Published: 11 Feb 2020
We have launched a formal inquiry into how schools are monitoring and recording their use of restraint, following widespread concerns about its use and the lack of data available.
Restraint can be distressing and can have a significant impact on anyone, but it can particularly affect children. To understand if restraint and seclusion methods are used appropriately in schools it is important to monitor and record its use. However, despite being encouraged to, there is no legal duty on schools to record incidents, resulting in a lack of transparency and almost no official data on how and when it is being used.
Our inquiry will find out whether primary, secondary and special needs schools in England and Wales are collecting information and if so, whether they are using it to inform any improvements to how they use restraint.
Meaningful data could provide schools with the insight they need to understand why restraint is being used, what type is being used, the pupils who are affected and how schools can improve their practices in future to protect the rights of the children and young people in their care.
We will also look to other institutions which are required to collect and use data, such as child and adolescent mental health units and young offender institutions, to explore if there is any learning from their approaches which could be applied to schools.
David Isaac, Equality and Human Rights Commission Chair, said:
'Being restrained in any way, shape or form is always traumatic.

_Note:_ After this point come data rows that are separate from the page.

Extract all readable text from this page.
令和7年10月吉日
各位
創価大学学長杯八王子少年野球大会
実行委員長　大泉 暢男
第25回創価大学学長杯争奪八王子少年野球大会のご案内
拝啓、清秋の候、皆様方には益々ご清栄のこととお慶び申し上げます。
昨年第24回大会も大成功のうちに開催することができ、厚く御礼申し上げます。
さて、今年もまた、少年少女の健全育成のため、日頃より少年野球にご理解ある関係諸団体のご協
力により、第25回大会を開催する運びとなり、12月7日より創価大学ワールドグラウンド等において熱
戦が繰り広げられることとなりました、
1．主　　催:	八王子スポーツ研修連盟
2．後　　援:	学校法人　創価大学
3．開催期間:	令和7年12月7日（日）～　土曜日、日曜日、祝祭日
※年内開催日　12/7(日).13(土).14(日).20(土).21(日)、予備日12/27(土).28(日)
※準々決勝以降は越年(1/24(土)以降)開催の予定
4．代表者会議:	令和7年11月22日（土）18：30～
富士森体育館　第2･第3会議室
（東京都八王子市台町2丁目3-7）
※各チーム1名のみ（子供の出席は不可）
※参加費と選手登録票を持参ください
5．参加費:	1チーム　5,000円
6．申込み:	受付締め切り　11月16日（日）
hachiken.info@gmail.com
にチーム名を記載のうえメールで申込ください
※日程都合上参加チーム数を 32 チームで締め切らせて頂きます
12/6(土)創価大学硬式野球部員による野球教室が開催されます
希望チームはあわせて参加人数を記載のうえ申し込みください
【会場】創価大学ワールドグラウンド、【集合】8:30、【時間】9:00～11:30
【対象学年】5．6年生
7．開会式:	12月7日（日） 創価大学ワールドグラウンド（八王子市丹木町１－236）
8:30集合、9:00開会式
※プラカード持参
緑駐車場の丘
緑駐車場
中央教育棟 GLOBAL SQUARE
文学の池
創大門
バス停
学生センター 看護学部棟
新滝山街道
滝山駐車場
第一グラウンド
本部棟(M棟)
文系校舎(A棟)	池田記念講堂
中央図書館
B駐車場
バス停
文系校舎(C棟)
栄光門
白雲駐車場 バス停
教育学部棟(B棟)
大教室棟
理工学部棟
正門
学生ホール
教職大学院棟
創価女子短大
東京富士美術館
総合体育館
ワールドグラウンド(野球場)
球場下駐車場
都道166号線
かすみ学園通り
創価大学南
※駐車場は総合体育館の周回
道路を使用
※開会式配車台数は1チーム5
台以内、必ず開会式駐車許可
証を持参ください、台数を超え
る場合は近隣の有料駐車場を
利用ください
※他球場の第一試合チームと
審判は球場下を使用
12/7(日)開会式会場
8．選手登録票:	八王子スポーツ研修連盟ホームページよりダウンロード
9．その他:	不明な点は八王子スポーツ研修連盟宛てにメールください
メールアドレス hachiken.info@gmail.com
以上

But the use of these techniques on children comes with additional risks and undermines learning in school.
'Our schools must be safe places for all children and restraint should only be used as a last resort for the safety of any child and those around them. There are specific safeguards in place in the youth justice system and mental health units, but these are not mirrored in the education system.
'It is essential that we find out whether appropriate action is being taken to understand how restraint is being used so that all children are protected, treated with dignity and able to reach their full potential through education.'
The inquiry hopes to conclude within six months, in which time we will deliver a series of recommendations for schools, the UK Government’s Department for Education and Welsh Government.